Arbeitskreis Digitale Gesellschaft

SPD Schleswig-Holstein

30. Oktober 2013

NSA-Überwachungsskandal
EU-Parlament: Birgit Sippel verlangt Konsequenzen aus dem Abhör- und Spionageskandal

Birgit Sippel
Birgit Sippel

Eine Delegation der Bundesregierung ist am Mittwoch nach Washington gereist, um nach dem Bekanntwerden des US-Lauschangriffs auf das Mobiltelefon der Kanzlerin hochrangige US-Geheimdienstbeamte und Regierungsvertreter zu den Vorwürfen zu befragen – mehr als fünf Monate nachdem Medien erstmals über die Enthüllungen der Abhör- und Überwachungspraxis von EU-Bürgern durch US-Geheimdiensten berichtet hatten.

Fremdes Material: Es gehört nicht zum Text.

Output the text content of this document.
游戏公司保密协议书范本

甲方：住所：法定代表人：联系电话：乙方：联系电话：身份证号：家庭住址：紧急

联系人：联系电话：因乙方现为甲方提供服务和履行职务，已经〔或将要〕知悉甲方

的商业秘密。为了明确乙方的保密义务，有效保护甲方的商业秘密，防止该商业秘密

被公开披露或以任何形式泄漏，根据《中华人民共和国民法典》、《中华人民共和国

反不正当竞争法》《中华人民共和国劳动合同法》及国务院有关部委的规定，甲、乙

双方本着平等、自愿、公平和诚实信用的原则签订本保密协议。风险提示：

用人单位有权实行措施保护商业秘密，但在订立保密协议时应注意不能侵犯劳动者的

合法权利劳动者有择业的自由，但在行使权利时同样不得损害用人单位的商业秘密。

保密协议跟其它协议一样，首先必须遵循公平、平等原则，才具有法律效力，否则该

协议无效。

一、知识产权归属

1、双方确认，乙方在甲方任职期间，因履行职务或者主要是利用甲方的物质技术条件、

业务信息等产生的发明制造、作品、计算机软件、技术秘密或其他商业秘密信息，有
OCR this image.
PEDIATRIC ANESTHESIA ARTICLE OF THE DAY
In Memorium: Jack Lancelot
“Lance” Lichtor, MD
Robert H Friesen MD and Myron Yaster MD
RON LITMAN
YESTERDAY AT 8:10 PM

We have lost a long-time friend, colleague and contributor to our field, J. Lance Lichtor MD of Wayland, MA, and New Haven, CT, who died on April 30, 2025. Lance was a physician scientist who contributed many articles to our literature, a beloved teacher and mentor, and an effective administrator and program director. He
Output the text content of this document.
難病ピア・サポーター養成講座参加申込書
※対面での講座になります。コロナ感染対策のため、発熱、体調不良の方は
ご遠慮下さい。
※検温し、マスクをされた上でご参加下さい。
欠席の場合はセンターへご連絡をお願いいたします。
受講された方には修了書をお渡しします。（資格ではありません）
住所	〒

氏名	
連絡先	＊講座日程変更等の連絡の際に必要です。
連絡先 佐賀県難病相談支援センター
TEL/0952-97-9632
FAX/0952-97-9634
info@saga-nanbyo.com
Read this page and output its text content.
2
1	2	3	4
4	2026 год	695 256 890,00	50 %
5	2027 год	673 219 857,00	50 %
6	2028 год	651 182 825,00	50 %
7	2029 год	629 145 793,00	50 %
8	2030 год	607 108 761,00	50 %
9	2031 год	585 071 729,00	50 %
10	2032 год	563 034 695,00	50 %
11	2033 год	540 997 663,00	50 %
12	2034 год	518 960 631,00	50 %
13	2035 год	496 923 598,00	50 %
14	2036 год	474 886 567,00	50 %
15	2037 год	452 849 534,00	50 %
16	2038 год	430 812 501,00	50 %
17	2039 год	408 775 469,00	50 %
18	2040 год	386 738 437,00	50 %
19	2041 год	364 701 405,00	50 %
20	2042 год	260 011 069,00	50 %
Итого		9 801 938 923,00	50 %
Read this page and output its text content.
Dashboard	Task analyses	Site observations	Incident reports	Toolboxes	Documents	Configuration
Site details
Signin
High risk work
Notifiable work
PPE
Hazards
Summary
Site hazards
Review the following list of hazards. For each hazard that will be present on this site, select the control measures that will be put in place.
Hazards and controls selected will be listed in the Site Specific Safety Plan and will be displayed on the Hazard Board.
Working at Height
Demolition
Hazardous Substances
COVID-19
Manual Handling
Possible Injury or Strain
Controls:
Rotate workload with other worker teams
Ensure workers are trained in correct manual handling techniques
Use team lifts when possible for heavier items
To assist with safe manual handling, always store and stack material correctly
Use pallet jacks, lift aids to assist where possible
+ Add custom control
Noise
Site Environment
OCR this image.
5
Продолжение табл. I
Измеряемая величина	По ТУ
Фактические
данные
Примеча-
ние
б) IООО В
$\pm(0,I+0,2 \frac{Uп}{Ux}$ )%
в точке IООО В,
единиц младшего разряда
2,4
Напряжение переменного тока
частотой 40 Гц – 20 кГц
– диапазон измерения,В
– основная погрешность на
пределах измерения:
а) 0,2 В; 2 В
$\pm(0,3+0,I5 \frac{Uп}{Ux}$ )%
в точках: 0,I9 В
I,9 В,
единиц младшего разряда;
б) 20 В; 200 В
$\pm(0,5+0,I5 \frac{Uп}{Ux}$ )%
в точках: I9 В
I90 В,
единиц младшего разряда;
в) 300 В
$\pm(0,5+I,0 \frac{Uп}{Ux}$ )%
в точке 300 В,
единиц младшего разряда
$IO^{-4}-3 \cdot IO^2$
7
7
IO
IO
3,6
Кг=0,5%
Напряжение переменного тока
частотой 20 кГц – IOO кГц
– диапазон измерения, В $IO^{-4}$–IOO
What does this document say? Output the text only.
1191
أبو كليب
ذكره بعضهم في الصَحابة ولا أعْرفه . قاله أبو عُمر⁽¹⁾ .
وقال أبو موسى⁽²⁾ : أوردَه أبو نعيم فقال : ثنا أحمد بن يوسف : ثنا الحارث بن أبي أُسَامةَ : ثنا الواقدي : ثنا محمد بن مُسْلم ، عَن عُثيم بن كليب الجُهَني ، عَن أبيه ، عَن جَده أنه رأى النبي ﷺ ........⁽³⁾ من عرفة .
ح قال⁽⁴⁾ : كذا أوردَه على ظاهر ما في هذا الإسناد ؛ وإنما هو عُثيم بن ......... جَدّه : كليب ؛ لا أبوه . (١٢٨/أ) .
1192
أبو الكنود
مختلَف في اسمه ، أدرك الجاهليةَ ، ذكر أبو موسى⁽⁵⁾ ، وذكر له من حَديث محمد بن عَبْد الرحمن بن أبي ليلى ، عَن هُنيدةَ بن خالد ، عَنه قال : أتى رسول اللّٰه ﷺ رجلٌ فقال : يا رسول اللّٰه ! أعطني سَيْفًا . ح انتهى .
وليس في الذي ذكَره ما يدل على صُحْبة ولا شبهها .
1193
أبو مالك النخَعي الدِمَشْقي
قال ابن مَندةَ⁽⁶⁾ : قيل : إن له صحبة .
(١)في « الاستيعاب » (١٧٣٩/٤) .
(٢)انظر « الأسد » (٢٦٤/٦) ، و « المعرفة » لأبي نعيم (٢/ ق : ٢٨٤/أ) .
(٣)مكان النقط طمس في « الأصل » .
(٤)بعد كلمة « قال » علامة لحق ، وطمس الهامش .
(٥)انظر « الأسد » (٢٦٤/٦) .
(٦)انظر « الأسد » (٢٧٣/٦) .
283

Birgit Sippel, innenpolitische Expertin der SPD-Europaabgeordneten, stellt den nun einsetzenden Tatengrang der deutschen Regierung als Ablenkungsmanöver in Frage: „Das Abhören eines einzigen Handys wird als unglaublicher Skandal und Vertrauensbruch überhöht, während noch vor einigen Monaten das massenhafte Ausspähen von Millionen europäischer Bürger als bloße Behauptung abgetan und die Affäre für beendet erklärt wurde.“ Einzig das Europäische Parlament hatte bereits Anfang Juli ein Sondergremium eingesetzt, um den Vorwürfen nachzugehen. Deswegen befindet sich auch schon seit Anfang der Woche eine Delegation des Gremiums zu Gesprächen mit US-Geheimdienstmitarbeitern in Washington. Birgit Sippel weiter: „Vor diesem Hintergrund erscheint das jetzige laute Geschrei aus Berlin unglaubwürdig.“

Die Sozialdemokratin bezweifelt, dass die Bundesregierung tatsächlich gewillt sei, die richtigen Konsequenzen aus dem Abhör- und Spionageskandal zu ziehen. Zwar werde überlegt, ein Abkommen mit den Vereinigten Staaten über die Geheimdienstaktivitäten beider Länder zu schließen, damit Regierungsmitglieder künftig nicht mehr abgehört werden. Die übrige Bevölkerung bliebe aber weiterhin ungeschützt.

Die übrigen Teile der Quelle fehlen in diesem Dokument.